Letter from Rome
For all intents and purposes, as a liturgical matter Italy’s coronavirus pandemic is over as of the weekend. Beginning on Sunday, family members and friends are no longer required to observe social distancing when they come to church, and churches are once again able to have choirs at Mass and the assembly can sing.
In other words, the sound of music is back.
In addition, large churches that can safely accommodate more than 200 people, which has been the cap up to now, can do so.
Those decisions came from Italy’s Minister of the Interior, upon the advice of the Technical-Scientific Committee that’s been guiding the country’s response to the coronavirus, and in response to a series of questions posed by the Italian bishops’ conference.
Aside from the requirement of wearing masks and the still-empty fonts of holy water at the entryways, going to Mass is now pretty much like it was before all this happened – with the exception of the minor miracle that Italians actually have learned how to form an orderly line for the reception of communion, which is literal proof that God can write straight with crooked lines.
Restrictions
What’s also apparently over, though no one’s quite said so out loud, is the Church/state debate that the now-expired government restrictions created when they were first imposed in March.

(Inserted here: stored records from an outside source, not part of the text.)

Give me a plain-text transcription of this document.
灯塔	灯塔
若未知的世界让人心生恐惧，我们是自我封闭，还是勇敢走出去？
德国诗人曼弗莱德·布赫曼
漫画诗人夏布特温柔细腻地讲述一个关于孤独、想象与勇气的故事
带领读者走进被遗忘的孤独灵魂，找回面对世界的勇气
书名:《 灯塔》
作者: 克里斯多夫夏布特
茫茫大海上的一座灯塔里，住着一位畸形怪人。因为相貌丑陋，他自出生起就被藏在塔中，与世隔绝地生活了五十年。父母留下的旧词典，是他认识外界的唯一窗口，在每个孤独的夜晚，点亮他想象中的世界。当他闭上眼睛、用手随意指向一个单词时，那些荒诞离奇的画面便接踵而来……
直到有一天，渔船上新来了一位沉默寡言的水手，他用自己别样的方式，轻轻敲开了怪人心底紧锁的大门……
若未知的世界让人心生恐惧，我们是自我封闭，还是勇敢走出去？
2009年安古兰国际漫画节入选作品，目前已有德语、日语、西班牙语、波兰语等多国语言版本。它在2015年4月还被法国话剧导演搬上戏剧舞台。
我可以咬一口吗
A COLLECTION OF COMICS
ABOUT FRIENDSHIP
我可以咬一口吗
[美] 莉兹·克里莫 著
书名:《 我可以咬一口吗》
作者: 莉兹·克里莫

In effect, the Italian situation is a classic example of nothing succeeding like success.
Italy went into a nationwide lockdown on March 8, and as part of the quarantine, public Masses were suspended throughout the country. The Italian bishops conference decreed the shutdown, and although technically a conference has no authority under Canon Law to compel individual bishops to obey its dictates, not a single Italian bishop defied the order.
At the time, the decision stirred considerable debate in Italian Catholic circles, especially among more conservative and tradition-minded figures. Some insisted that the Italian constitution guarantees freedom of religion, so the government had no business telling the Church to suspend Masses.
Further, critics argued, the bishops were making the fatal mistake of capitulating to the idea that the Mass is not an ‘essential service,’ such as grocery stores, pharmacies and even tobacco shops, all of which remained open.
In a March 13 letter to priest friends in Rome, even one of Pope Francis’ personal secretaries, Fr Yoannis Lahzi Gaid, voiced that sort of anxiety. “I think of the people who will certainly abandon the Church, when this nightmare is over, because the Church abandoned them when they were in need,” he wrote. (Gaid left his position as a papal secretary on August 1, though he continues as a member of a committee created in 2019 to oversee implementation of a document on human fraternity signed by Pope Francis and the Grand Imam of Al-Azhar in Abu Dhabi.)
Had the restrictions imposed by Italian Prime Minister Giuseppe Conte failed, if they had come to be seen as excessive or pointless, no doubt those critics would be seizing the moment right now to drive their point home, shouting from the rooftops to claim vindication.
Instead, however, all one hears is a grand silence.
Parish communities are equipping themselves and scrupulously respecting the rules to carry out celebrations in safety”
That, of course, is because Italy today is being touted as a global model in its containment of the coronavirus. As infection rates in the US continue to mount, and as some other European countries are being forced back into lockdowns, Italy remains stable and relatively open, with credit going largely to the sweeping restrictions imposed early in the game by Mr Conte and his advisors.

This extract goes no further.